Rector’s Reflections
Thursday 27th June 2024
A Spiritual Classic from the Seventeenth Century
Yesterday, I introduced one of the great classics of Christian spirituality: Introduction to the Spiritual Life, written by St Francis de Sales, which was first published back in 1609. So who was St Francis de Sales?
Francis born in Savoy, in the Chateau de Sales, in 1567. He studied at the University of Paris and then went onto the University of Padua, which was a great centre for the study of law. His father was happy indeed - it looked like Francis was all set for a successful and lucrative career back home in Savoy. All that remained to be done was to find Francis a suitable wife, and then Francis’s father could relax. The future of the family was secure. Unfortunately, Francis had other plans. So had God.
Francis decided to reject the undoubted attractions of a lucrative secular career and a wife and family of his own. Instead, he wanted to become a priest. At this time, it was possible to pull some strings in the church, and find a clerical post which combined the secular with spiritual values – indeed, it was possible to have lots of wealth and power and even have children, despite being a member of a theoretically celibate priesthood. It was simply a matter of who you knew, and whether God had blessed you with a sufficiently elastic conscience. Through the influence of cousin, Francis was offered a “suitable” church job in Savoy: the role of Provost of Geneva. Doubtless many would have hoped that this would be a compromise solution, which would reconcile Francis’ father to the fact that his highly gifted son wasn’t going to have a worldly career after all.
Francis took the job. By now he was in his mid 20s. Francis decided to use the opportunity of his role in the church to provide people with a new model of Christian ministry: a model of ministry in which well-connected and highly gifted clergy, such as Francis, actually cared for the poor and went about preaching the gospel. People would probably have expected someone like Francis to go about feathering his own nest and promoting the worldly interests of his family. But Francis wanted to show a more Christ-like example. He also wanted to show the power of persistent, gentle and patient preaching – a ministry based on love, rather than pride and power.
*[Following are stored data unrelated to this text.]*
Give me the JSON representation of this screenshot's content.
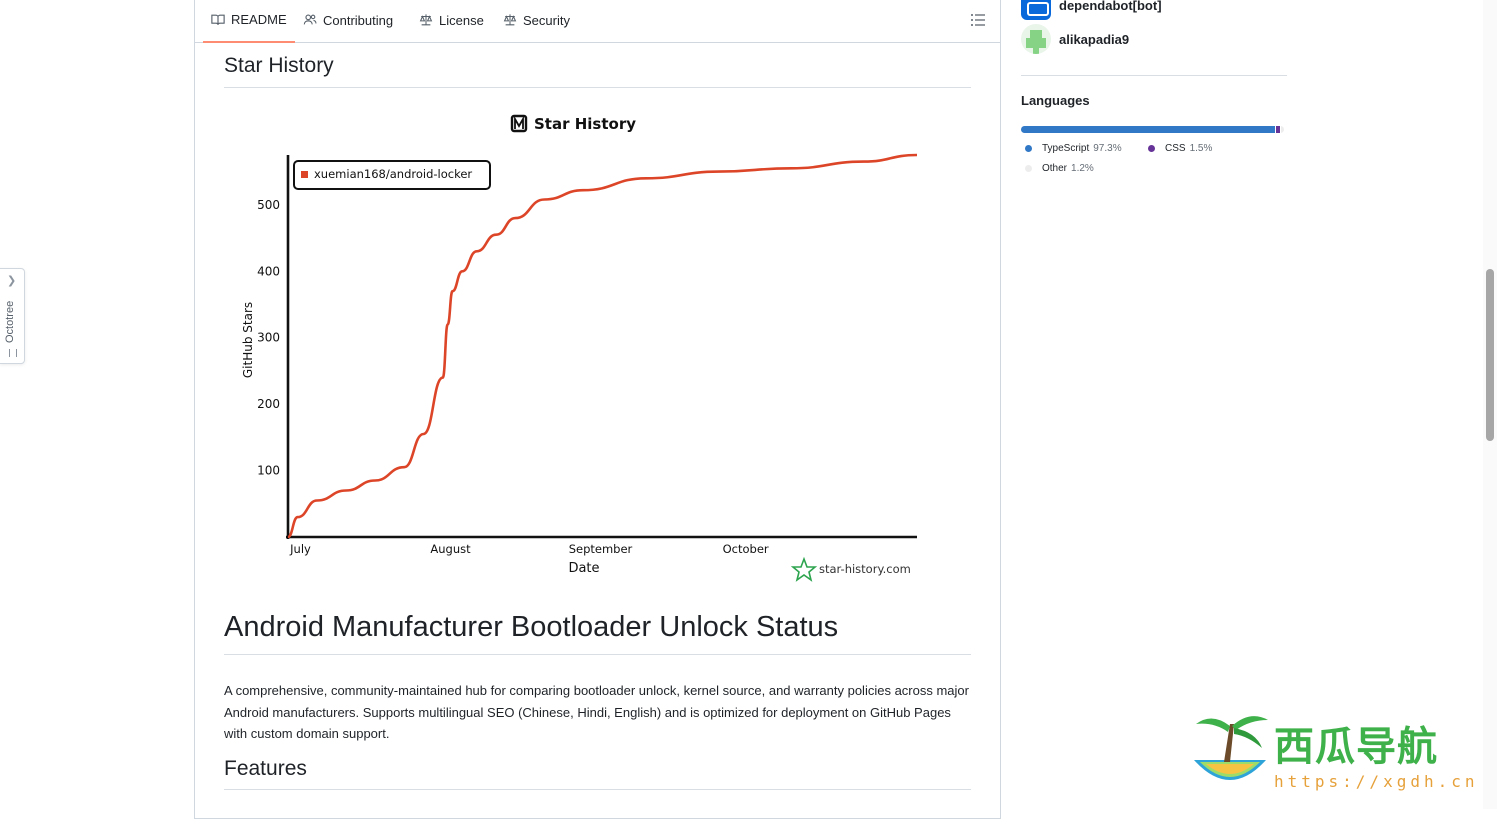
{
  "octotree": {
    "label": "Octotree"
  },
  "tabs": [
    {
      "label": "README",
      "icon": "book-icon",
      "active": true
    },
    {
      "label": "Contributing",
      "icon": "people-icon",
      "active": false
    },
    {
      "label": "License",
      "icon": "law-icon",
      "active": false
    },
    {
      "label": "Security",
      "icon": "law-icon",
      "active": false
    }
  ],
  "readme": {
    "star_history_heading": "Star History",
    "main_heading": "Android Manufacturer Bootloader Unlock Status",
    "description": "A comprehensive, community-maintained hub for comparing bootloader unlock, kernel source, and warranty policies across major Android manufacturers. Supports multilingual SEO (Chinese, Hindi, English) and is optimized for deployment on GitHub Pages with custom domain support.",
    "features_heading": "Features"
  },
  "chart_data": {
    "type": "line",
    "title": "Star History",
    "xlabel": "Date",
    "ylabel": "GitHub Stars",
    "x_ticks": [
      "July",
      "August",
      "September",
      "October"
    ],
    "y_ticks": [
      100,
      200,
      300,
      400,
      500
    ],
    "ylim": [
      0,
      575
    ],
    "legend": "top-left",
    "credit": "star-history.com",
    "series": [
      {
        "name": "xuemian168/android-locker",
        "color": "#dd4528",
        "x": [
          "2025-06-28",
          "2025-06-30",
          "2025-07-04",
          "2025-07-10",
          "2025-07-16",
          "2025-07-22",
          "2025-07-26",
          "2025-07-30",
          "2025-07-31",
          "2025-08-01",
          "2025-08-03",
          "2025-08-06",
          "2025-08-10",
          "2025-08-14",
          "2025-08-20",
          "2025-08-28",
          "2025-09-10",
          "2025-09-25",
          "2025-10-10",
          "2025-10-25",
          "2025-11-05"
        ],
        "values": [
          0,
          30,
          55,
          70,
          85,
          105,
          155,
          240,
          320,
          370,
          400,
          430,
          455,
          480,
          508,
          522,
          540,
          550,
          555,
          565,
          575
        ]
      }
    ]
  },
  "sidebar": {
    "contributors": [
      {
        "name": "dependabot[bot]"
      },
      {
        "name": "alikapadia9"
      }
    ],
    "languages_title": "Languages",
    "languages": [
      {
        "name": "TypeScript",
        "percent": "97.3%",
        "value": 97.3,
        "color": "#3178c6"
      },
      {
        "name": "CSS",
        "percent": "1.5%",
        "value": 1.5,
        "color": "#663399"
      },
      {
        "name": "Other",
        "percent": "1.2%",
        "value": 1.2,
        "color": "#ededed"
      }
    ]
  },
  "watermark": {
    "text": "西瓜导航",
    "url": "https://xgdh.cn"
  }
}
Francis’ missionary work was so effective and spiritually attractive that he was even able to persuade local Calvinists to join the Roman Catholic Church – no mean achievement in the context of the times.
In 1602, Francis was appointed Bishop of Geneva. As well doing the usual administrative work which comes with the episcopal office, Francis taught people about the Christian faith, preached and gave spiritual advice. Francis seems to have enjoyed writing, and as well as the Introduction to the Spiritual life, he wrote a well-known Treatise of the Love of God.
Francis died in 1622, and he was made a Saint of the Church in 1665. Interestingly, it took another two hundred years before the Church was fully happy with the theological orthodoxy of his writings: Francis was declared a Doctor of the Church in 1877. Indeed, before Francis was appointed a bishop, he had to attend a theological examination before no less a person than the Pope himself. Why was this? Perhaps because Francis’ love and missionary zeal provided too much of a challenge to those in the Church whose values and outlook were more worldly in nature. It might also reflect the fact that although Francis had studied theology while he had been at the University of Paris, he was not an academic theologian. Perhaps the academic theologians were feeling threatened by Francis’ evangelistic success, and felt that they needed to bring him down a peg or two.
Francis lived at a time when many were seeking to reform the Roman Catholic Church from within – to make it less worldly and more evangelistic. This movement was largely successful, not least because of men and women like St Francis of Sales. This reform movement is sometimes called the “Counter-Reformation” , because it is seen as the response of the Roman Catholic Church to the issues raised by the Protestant Reformation. There is some truth in this, but the reform movement in the Church had in fact begun well before 1517, the traditional date for the start of the Reformation.
So this a brief summary of Francis’ life. He was a man from a privileged background, who turned his back on worldly success, to focus his life on sharing the gospel and helping others to live out Christian values in all the challenges and complexities of everyday life.
What advice did he give? We will look at this in the days ahead.